PATIENTS: Thirty-four mechanically ventilated patients with shock in whom volume expansion was planned.
INTERVENTION: A 15-second end-expiratory occlusion followed by a 500 mL saline infusion.
MEASUREMENTS: Arterial pressure and pulse contour-derived cardiac index (PiCCOplus) at baseline, during passive leg raising (PLR), during the 5-last seconds of the end-expiratory occlusion, and after volume expansion.

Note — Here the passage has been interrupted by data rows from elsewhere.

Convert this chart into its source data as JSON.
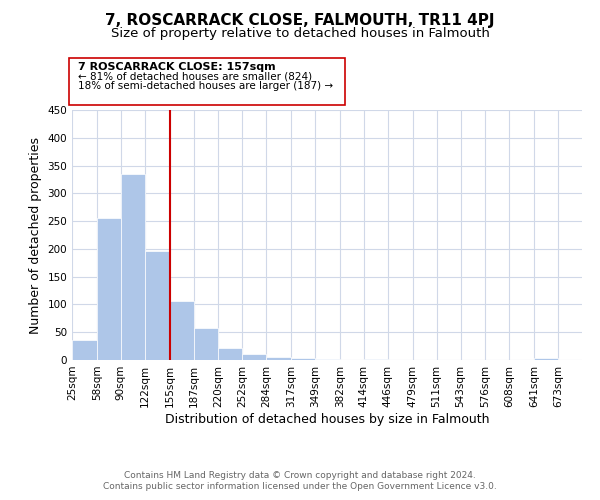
{
  "title": "7, ROSCARRACK CLOSE, FALMOUTH, TR11 4PJ",
  "subtitle": "Size of property relative to detached houses in Falmouth",
  "xlabel": "Distribution of detached houses by size in Falmouth",
  "ylabel": "Number of detached properties",
  "bar_left_edges": [
    25,
    58,
    90,
    122,
    155,
    187,
    220,
    252,
    284,
    317,
    349,
    382,
    414,
    446,
    479,
    511,
    543,
    576,
    608,
    641
  ],
  "bar_heights": [
    36,
    255,
    335,
    197,
    106,
    57,
    21,
    11,
    5,
    3,
    2,
    0,
    2,
    0,
    0,
    0,
    0,
    0,
    0,
    3
  ],
  "bar_widths": [
    33,
    32,
    32,
    33,
    32,
    33,
    32,
    32,
    33,
    32,
    33,
    32,
    32,
    33,
    32,
    32,
    33,
    32,
    33,
    32
  ],
  "bar_color": "#aec6e8",
  "bar_edge_color": "#ffffff",
  "tick_labels": [
    "25sqm",
    "58sqm",
    "90sqm",
    "122sqm",
    "155sqm",
    "187sqm",
    "220sqm",
    "252sqm",
    "284sqm",
    "317sqm",
    "349sqm",
    "382sqm",
    "414sqm",
    "446sqm",
    "479sqm",
    "511sqm",
    "543sqm",
    "576sqm",
    "608sqm",
    "641sqm",
    "673sqm"
  ],
  "ylim": [
    0,
    450
  ],
  "yticks": [
    0,
    50,
    100,
    150,
    200,
    250,
    300,
    350,
    400,
    450
  ],
  "xlim_left": 25,
  "xlim_right": 705,
  "vline_x": 155,
  "vline_color": "#cc0000",
  "annotation_title": "7 ROSCARRACK CLOSE: 157sqm",
  "annotation_line1": "← 81% of detached houses are smaller (824)",
  "annotation_line2": "18% of semi-detached houses are larger (187) →",
  "footer_line1": "Contains HM Land Registry data © Crown copyright and database right 2024.",
  "footer_line2": "Contains public sector information licensed under the Open Government Licence v3.0.",
  "bg_color": "#ffffff",
  "grid_color": "#d0d8e8",
  "title_fontsize": 11,
  "subtitle_fontsize": 9.5,
  "axis_label_fontsize": 9,
  "tick_fontsize": 7.5,
  "annotation_fontsize": 8,
  "footer_fontsize": 6.5
}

MAIN RESULTS: Volume expansion increased cardiac index by >15% (2.4 +/- 1.0 to 3.3 +/- 1.2 L/min/m, p < 0.05) in 23 patients ("responders"). Before volume expansion, the end-expiratory occlusion significantly increased arterial pulse pressure by 15% +/- 15% and cardiac index by 12% +/- 11% in responders whereas arterial pulse pressure and cardiac index did not change significantly in nonresponders. Fluid responsiveness was predicted by an increase in pulse pressure >or=5% during the end-expiratory occlusion with a sensitivity and a specificity of 87% and 100%, respectively, and by an increase in cardiac index >or=5% during the end-expiratory occlusion with a sensitivity and a specificity of 91% and 100%, respectively. The response of pulse pressure and cardiac index to the end-expiratory occlusion predicted fluid responsiveness with an accuracy that was similar to the response of cardiac index to PLR and that was significantly better than the response of pulse pressure to PLR (receiver operating characteristic curves area 0.957 [95% confidence interval [CI:] 0.825-0.994], 0.972 [95% CI: 0.849-0.995], 0.937 [95% CI: 0.797-0.990], and 0.675 [95% CI: 0.497-0.829], respectively).

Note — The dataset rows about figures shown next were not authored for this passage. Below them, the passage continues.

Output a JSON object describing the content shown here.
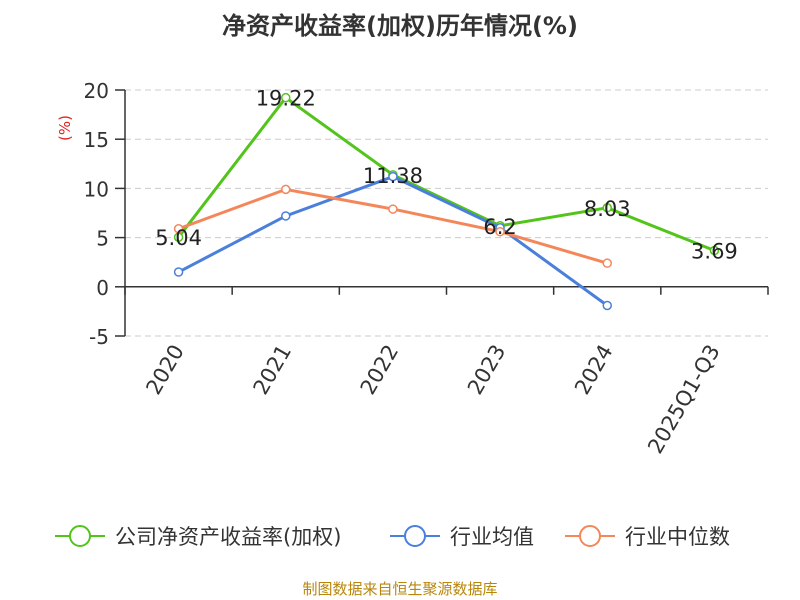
{
  "chart_data": {
    "type": "line",
    "title": "净资产收益率(加权)历年情况(%)",
    "ylabel": "(%)",
    "xlabel": "",
    "categories": [
      "2020",
      "2021",
      "2022",
      "2023",
      "2024",
      "2025Q1-Q3"
    ],
    "ylim": [
      -5,
      20
    ],
    "yticks": [
      -5,
      0,
      5,
      10,
      15,
      20
    ],
    "ytick_labels": [
      "-5",
      "0",
      "5",
      "10",
      "15",
      "20"
    ],
    "grid": true,
    "legend_position": "bottom",
    "series": [
      {
        "name": "公司净资产收益率(加权)",
        "color": "#52c41a",
        "values": [
          5.04,
          19.22,
          11.38,
          6.2,
          8.03,
          3.69
        ],
        "labels": [
          "5.04",
          "19.22",
          "11.38",
          "6.2",
          "8.03",
          "3.69"
        ]
      },
      {
        "name": "行业均值",
        "color": "#4a7fdb",
        "values": [
          1.5,
          7.2,
          11.2,
          6.0,
          -1.9,
          null
        ]
      },
      {
        "name": "行业中位数",
        "color": "#f4875a",
        "values": [
          5.9,
          9.9,
          7.9,
          5.6,
          2.4,
          null
        ]
      }
    ],
    "source": "制图数据来自恒生聚源数据库"
  }
}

CONCLUSIONS:The hemodynamic response to an end-expiratory occlusion can predict volume responsiveness in mechanically ventilated patients.
Predicting volume responsiveness by using the end-expiratory occlusion in mechanically ventilated intensive care unit patients.

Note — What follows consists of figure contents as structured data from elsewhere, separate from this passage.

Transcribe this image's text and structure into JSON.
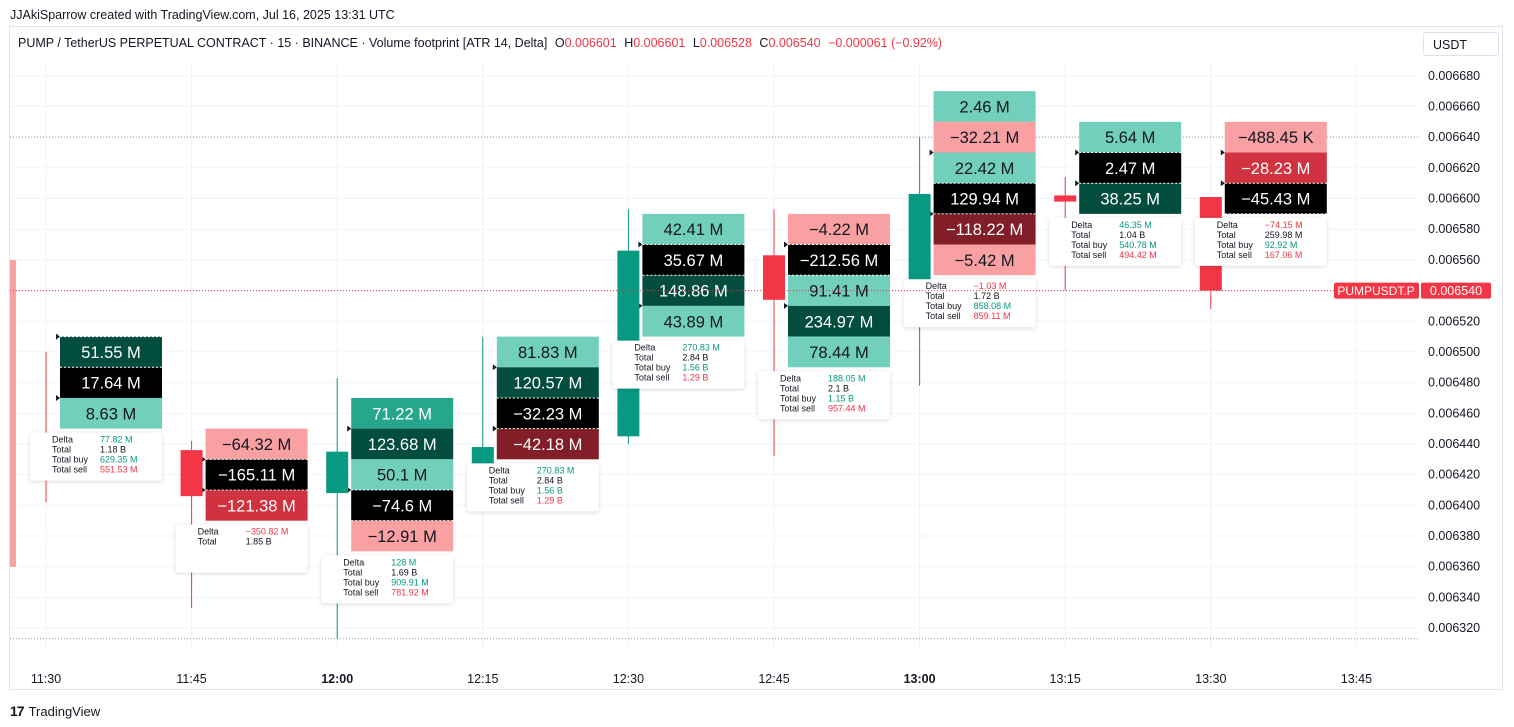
{
  "header": {
    "credit": "JJAkiSparrow created with TradingView.com, Jul 16, 2025 13:31 UTC"
  },
  "legend": {
    "symbol": "PUMP / TetherUS PERPETUAL CONTRACT · 15 · BINANCE · Volume footprint [ATR 14, Delta]",
    "o_label": "O",
    "o": "0.006601",
    "h_label": "H",
    "h": "0.006601",
    "l_label": "L",
    "l": "0.006528",
    "c_label": "C",
    "c": "0.006540",
    "change": "−0.000061 (−0.92%)"
  },
  "currency_button": "USDT",
  "footer": {
    "logo": "17",
    "brand": "TradingView"
  },
  "colors": {
    "up": "#089981",
    "down": "#f23645",
    "buy_light": "#72cfbc",
    "buy_mid": "#26a68c",
    "buy_dark": "#034d3f",
    "sell_light": "#f9a0a3",
    "sell_mid": "#d1323f",
    "sell_dark": "#811e28",
    "neutral": "#000000"
  },
  "chart_data": {
    "type": "footprint",
    "price_axis": {
      "ticks": [
        "0.006680",
        "0.006660",
        "0.006640",
        "0.006620",
        "0.006600",
        "0.006580",
        "0.006560",
        "0.006540",
        "0.006520",
        "0.006500",
        "0.006480",
        "0.006460",
        "0.006440",
        "0.006420",
        "0.006400",
        "0.006380",
        "0.006360",
        "0.006340",
        "0.006320"
      ],
      "ylim": [
        0.006307,
        0.006689
      ],
      "row_size": 2e-05
    },
    "time_axis": {
      "labels": [
        "11:30",
        "11:45",
        "12:00",
        "12:15",
        "12:30",
        "12:45",
        "13:00",
        "13:15",
        "13:30",
        "13:45"
      ],
      "bold": [
        "12:00",
        "13:00"
      ]
    },
    "last_price": {
      "symbol_label": "PUMPUSDT.P",
      "value_label": "0.006540",
      "value": 0.00654
    },
    "reference_lines": [
      0.00664,
      0.006313
    ],
    "bars": [
      {
        "time": "11:30",
        "open": 0.006425,
        "high": 0.0065,
        "low": 0.006402,
        "close": 0.00642,
        "cells": [
          {
            "price": 0.0065,
            "text": "51.55 M",
            "style": "buy_dark"
          },
          {
            "price": 0.00648,
            "text": "17.64 M",
            "style": "neutral"
          },
          {
            "price": 0.00646,
            "text": "8.63 M",
            "style": "buy_light"
          }
        ],
        "poc": 0.0065,
        "va_marks": [
          0.0065,
          0.00646
        ],
        "summary": {
          "delta": "77.82 M",
          "total": "1.18 B",
          "buy": "629.35 M",
          "sell": "551.53 M"
        }
      },
      {
        "time": "11:45",
        "open": 0.006436,
        "high": 0.006442,
        "low": 0.006333,
        "close": 0.006406,
        "cells": [
          {
            "price": 0.00644,
            "text": "−64.32 M",
            "style": "sell_light"
          },
          {
            "price": 0.00642,
            "text": "−165.11 M",
            "style": "neutral"
          },
          {
            "price": 0.0064,
            "text": "−121.38 M",
            "style": "sell_mid"
          }
        ],
        "poc": 0.00642,
        "va_marks": [
          0.00642,
          0.0064
        ],
        "summary": {
          "delta": "−350.82 M",
          "total": "1.85 B",
          "buy": "",
          "sell": ""
        }
      },
      {
        "time": "12:00",
        "open": 0.006408,
        "high": 0.006483,
        "low": 0.006313,
        "close": 0.006435,
        "cells": [
          {
            "price": 0.00646,
            "text": "71.22 M",
            "style": "buy_mid"
          },
          {
            "price": 0.00644,
            "text": "123.68 M",
            "style": "buy_dark"
          },
          {
            "price": 0.00642,
            "text": "50.1 M",
            "style": "buy_light"
          },
          {
            "price": 0.0064,
            "text": "−74.6 M",
            "style": "neutral"
          },
          {
            "price": 0.00638,
            "text": "−12.91 M",
            "style": "sell_light"
          }
        ],
        "poc": 0.0064,
        "va_marks": [
          0.00644,
          0.0064
        ],
        "summary": {
          "delta": "128 M",
          "total": "1.69 B",
          "buy": "909.91 M",
          "sell": "781.92 M"
        }
      },
      {
        "time": "12:15",
        "open": 0.00642,
        "high": 0.00651,
        "low": 0.0064,
        "close": 0.006438,
        "cells": [
          {
            "price": 0.0065,
            "text": "81.83 M",
            "style": "buy_light"
          },
          {
            "price": 0.00648,
            "text": "120.57 M",
            "style": "buy_dark"
          },
          {
            "price": 0.00646,
            "text": "−32.23 M",
            "style": "neutral"
          },
          {
            "price": 0.00644,
            "text": "−42.18 M",
            "style": "sell_dark"
          }
        ],
        "poc": 0.00646,
        "va_marks": [
          0.00648,
          0.00644
        ],
        "summary": {
          "delta": "270.83 M",
          "total": "2.84 B",
          "buy": "1.56 B",
          "sell": "1.29 B"
        }
      },
      {
        "time": "12:30",
        "open": 0.006445,
        "high": 0.006593,
        "low": 0.00644,
        "close": 0.006566,
        "cells": [
          {
            "price": 0.00658,
            "text": "42.41 M",
            "style": "buy_light"
          },
          {
            "price": 0.00656,
            "text": "35.67 M",
            "style": "neutral"
          },
          {
            "price": 0.00654,
            "text": "148.86 M",
            "style": "buy_dark"
          },
          {
            "price": 0.00652,
            "text": "43.89 M",
            "style": "buy_light"
          }
        ],
        "poc": 0.00656,
        "va_marks": [
          0.00656,
          0.00652
        ],
        "summary": {
          "delta": "270.83 M",
          "total": "2.84 B",
          "buy": "1.56 B",
          "sell": "1.29 B"
        }
      },
      {
        "time": "12:45",
        "open": 0.006563,
        "high": 0.006593,
        "low": 0.006432,
        "close": 0.006534,
        "cells": [
          {
            "price": 0.00658,
            "text": "−4.22 M",
            "style": "sell_light"
          },
          {
            "price": 0.00656,
            "text": "−212.56 M",
            "style": "neutral"
          },
          {
            "price": 0.00654,
            "text": "91.41 M",
            "style": "buy_light"
          },
          {
            "price": 0.00652,
            "text": "234.97 M",
            "style": "buy_dark"
          },
          {
            "price": 0.0065,
            "text": "78.44 M",
            "style": "buy_light"
          }
        ],
        "poc": 0.00656,
        "va_marks": [
          0.00656,
          0.00652
        ],
        "summary": {
          "delta": "188.05 M",
          "total": "2.1 B",
          "buy": "1.15 B",
          "sell": "957.44 M"
        }
      },
      {
        "time": "13:00",
        "open": 0.006533,
        "high": 0.00664,
        "low": 0.006478,
        "close": 0.006603,
        "cells": [
          {
            "price": 0.00666,
            "text": "2.46 M",
            "style": "buy_light"
          },
          {
            "price": 0.00664,
            "text": "−32.21 M",
            "style": "sell_light"
          },
          {
            "price": 0.00662,
            "text": "22.42 M",
            "style": "buy_light"
          },
          {
            "price": 0.0066,
            "text": "129.94 M",
            "style": "neutral"
          },
          {
            "price": 0.00658,
            "text": "−118.22 M",
            "style": "sell_dark"
          },
          {
            "price": 0.00656,
            "text": "−5.42 M",
            "style": "sell_light"
          }
        ],
        "poc": 0.0066,
        "va_marks": [
          0.00662,
          0.00658
        ],
        "summary": {
          "delta": "−1.03 M",
          "total": "1.72 B",
          "buy": "858.08 M",
          "sell": "859.11 M"
        }
      },
      {
        "time": "13:15",
        "open": 0.006602,
        "high": 0.006614,
        "low": 0.00654,
        "close": 0.006598,
        "cells": [
          {
            "price": 0.00664,
            "text": "5.64 M",
            "style": "buy_light"
          },
          {
            "price": 0.00662,
            "text": "2.47 M",
            "style": "neutral"
          },
          {
            "price": 0.0066,
            "text": "38.25 M",
            "style": "buy_dark"
          }
        ],
        "poc": 0.00662,
        "va_marks": [
          0.00662,
          0.0066
        ],
        "summary": {
          "delta": "46.35 M",
          "total": "1.04 B",
          "buy": "540.78 M",
          "sell": "494.42 M"
        }
      },
      {
        "time": "13:30",
        "open": 0.006601,
        "high": 0.006601,
        "low": 0.006528,
        "close": 0.00654,
        "cells": [
          {
            "price": 0.00664,
            "text": "−488.45 K",
            "style": "sell_light"
          },
          {
            "price": 0.00662,
            "text": "−28.23 M",
            "style": "sell_mid"
          },
          {
            "price": 0.0066,
            "text": "−45.43 M",
            "style": "neutral"
          }
        ],
        "poc": 0.0066,
        "va_marks": [
          0.00662,
          0.0066
        ],
        "summary": {
          "delta": "−74.15 M",
          "total": "259.98 M",
          "buy": "92.92 M",
          "sell": "167.06 M"
        }
      }
    ],
    "summary_labels": {
      "delta": "Delta",
      "total": "Total",
      "buy": "Total buy",
      "sell": "Total sell"
    }
  }
}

Crit Care Med. 2009 Mar;37(3):951-6
The risk of apnoea in neonates requiring prostaglandin E1 infusions for duct-dependent congenital heart disease is well described and often results in the recommendation to intubate prior to transfer. An American study of 202 transported infants on PGE1 shows a higher rate of transport-related complications in those that had been intubated. None of the 73 (36%) unintubated patients required intubation for apneoa during transport. These data are in keeping with a previous Australian study of 300 infants receiving PGE1 in which only 2 of 78 unintubated patients experienced apnoea.
To intubate or not to intubate? Transporting infants on prostaglandin E1
Pediatrics. 2009 Jan;123(1):e25-30
A review of 1954 out-of-hospital tracheal intubation (ETI) attempts by EMS crews revealed 444 (22.7%) patients experienced one or more ETI errors, including tube misplacement or dislodgement in 61 (3%), multiple ETI attempts in 62 (3%) and failed ETI in 359 (15%). Pneumonitis was associated with failed ETI (n=20, 19%; univariable OR 2.54; 95% CI 1.24-5.25). The authors conclude that out-of-hospital ETI errors are not associated with mortality, but failed out-of-hospital ETI increases the odds of pneumonitis.